All of the stories showcase MacArthur's knack for indelible, almost Proustian sensory description. The daughter in "The Heart of the Woods" remembers her father by his "familiar earthy whiff of hemlock sap and cigarette smoke and clean sweat." In "Where Fields Try to Lie," the narrator "breathe[s] in the scent of mud, that dank and harrowing smell that wants, every year, and with such determination, to break things open."
Just as the land's illusion of permanence coexists with its seasonal rupture and destruction (and its human development), so the desire to stay or go, to log or farm or to escape the stink of mud and manure forever, can coexist in a single family. Yet all MacArthur's characters have something in common: The land speaks to them, "pulls" them. Inseparable from their memories, it will always belong to their dreams.
These stories could help redefine "Vermont fiction" for anthologists to come, in that they effortlessly marry old-timer tropes with contemporary ones. After all, is the hard-drinking logger any more the epitome of Vermont than the opiate addict who lives in a trailer with her grown daughter, watching reruns of "Twin Peaks"? Readers of this stunning collection may find that MacArthur's places and people haunt their dreams, as well.
From "Creek Dippers" in Half Wild
My mother and I have lived in this house, this hunting cabin on concrete blocks she stuffed with insulation, since before I was born. There's a creek below, a field out front, a gravel road that runs straight for a while, and this porch. This porch. What is it about houses? The way their simplest elements contain who we are, say things for us. I was born on the living room couch, a mattress over a couple of crates. There was blood and my mom's great-aunt Sugar with bundles of herbs and warm, thick hands.
"I think we could make good money raising dogs," my mom says, nodding her head, as if I've agreed. "Half-wolf breeds. Half wild. Big buckeroos. Big stinkin' buckeroos. Don'tcha think, Angel-o?"
She doesn't wait for me to answer.
"Wolves," she says, balancing her wide, bony foot in the air, touching the moon with its silhouette, laughing. "There were goddamn wolves in Alaska."

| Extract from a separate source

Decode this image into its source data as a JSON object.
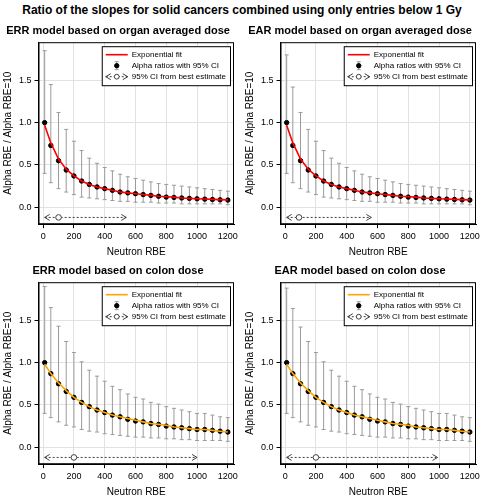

She's getting drunk, I can tell. I close my eyes and she disappears. I don't want to be a pioneer. I am silently naming the places I might go: Chicago. New Orleans. Amarillo.
We're waiting for the storm, which we can smell coming through the trees. We're waiting for Robbie, her boyfriend with the bad teeth. We are, in some regards, waiting for dawn, or tomorrow, or next year. Leaves shuffle. Milky clouds stream past. The creek calls the water in the clouds home. My mom says it smells like desire and tips her head back, sniffing.
Desire. For a moment I know we both feel it: our shared loneliness. A deer steps into the far edge of the field — stick legs, dark pools of eyes — then turns away into the gray trees.